White House rejects petition calling for halt to THAAD deployment in S. Korea
When Washington and Seoul formalized plans to deploy US’ THAAD (Terminal High Altitude Air Defense) system in South Korea back in July, a group of activists started an online ‘We the People’ petition asking the Obama administration to reconsider its policy.
Deployment of the system, activists argued, would “escalate tension in the region, by provoking North Korea, China, and Russia into a spiraling arms race in the region that is already heavily militarized with weapons of mass destruction.”
In its response to the appeal, signed by more than 100,000 petitioners, the White House rejected the plea citing security concerns surrounding the North Korean nuclear program.
In September, North Korea confirmed it had conducted its fifth nuclear test, announcing it was capable of mounting nuclear warheads on ballistic rockets, after conducting multiple missile tests that directly violate UN Security Council resolutions.
In light of Pyongyang’s actions, the White House defended THAAD’s deployment as a means by which to “improve the missile defense posture of the U.S.-[South Korea] alliance” against “North Korea’s continued provocations and refusal to engage in serious negotiations on denuclearization.”
Brushing aside criticism by China and Russia, Washington said that its hardware in Korea will be “solely” focused on countering the North Korean nuclear and ballistic missile threat.

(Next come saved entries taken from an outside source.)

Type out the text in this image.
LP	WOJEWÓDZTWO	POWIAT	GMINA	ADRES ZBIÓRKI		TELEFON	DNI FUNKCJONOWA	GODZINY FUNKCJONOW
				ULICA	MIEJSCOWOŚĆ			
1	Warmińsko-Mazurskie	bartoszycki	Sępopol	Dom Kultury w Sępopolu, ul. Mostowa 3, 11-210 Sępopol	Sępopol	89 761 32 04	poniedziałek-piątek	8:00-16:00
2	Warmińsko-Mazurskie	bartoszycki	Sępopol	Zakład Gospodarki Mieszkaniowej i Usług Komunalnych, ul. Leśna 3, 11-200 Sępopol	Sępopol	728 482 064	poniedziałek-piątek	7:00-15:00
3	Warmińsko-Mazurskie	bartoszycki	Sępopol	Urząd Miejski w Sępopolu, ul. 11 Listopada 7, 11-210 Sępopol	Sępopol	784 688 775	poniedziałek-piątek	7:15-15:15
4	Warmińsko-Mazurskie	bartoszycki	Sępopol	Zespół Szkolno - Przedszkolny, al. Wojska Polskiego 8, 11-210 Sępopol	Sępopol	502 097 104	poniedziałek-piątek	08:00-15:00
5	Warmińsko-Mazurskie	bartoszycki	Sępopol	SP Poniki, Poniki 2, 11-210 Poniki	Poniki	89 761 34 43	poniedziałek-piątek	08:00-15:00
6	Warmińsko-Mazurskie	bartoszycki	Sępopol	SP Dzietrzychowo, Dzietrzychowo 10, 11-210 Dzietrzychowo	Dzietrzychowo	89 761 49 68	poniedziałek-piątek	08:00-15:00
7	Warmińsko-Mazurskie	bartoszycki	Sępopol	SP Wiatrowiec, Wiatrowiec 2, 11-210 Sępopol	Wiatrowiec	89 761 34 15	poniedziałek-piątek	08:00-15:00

“It will not undermine China’s or Russia’s strategic deterrent,” the statement read. Furthermore, the reply reads, the United States is working to deploy THAAD system “as soon as feasible” to defend US military personnel in South Korea.
S. Korea not planning to turn THAAD anti-missiles against ‘third countries’ – president https://t.co/dd5mwIK0Jh— RT (@RT_com) September 2, 2016
Late last month Seoul chose a golf course in Seongju as the final resting place for US weapons. South Korea wants to complete the installation by 2017.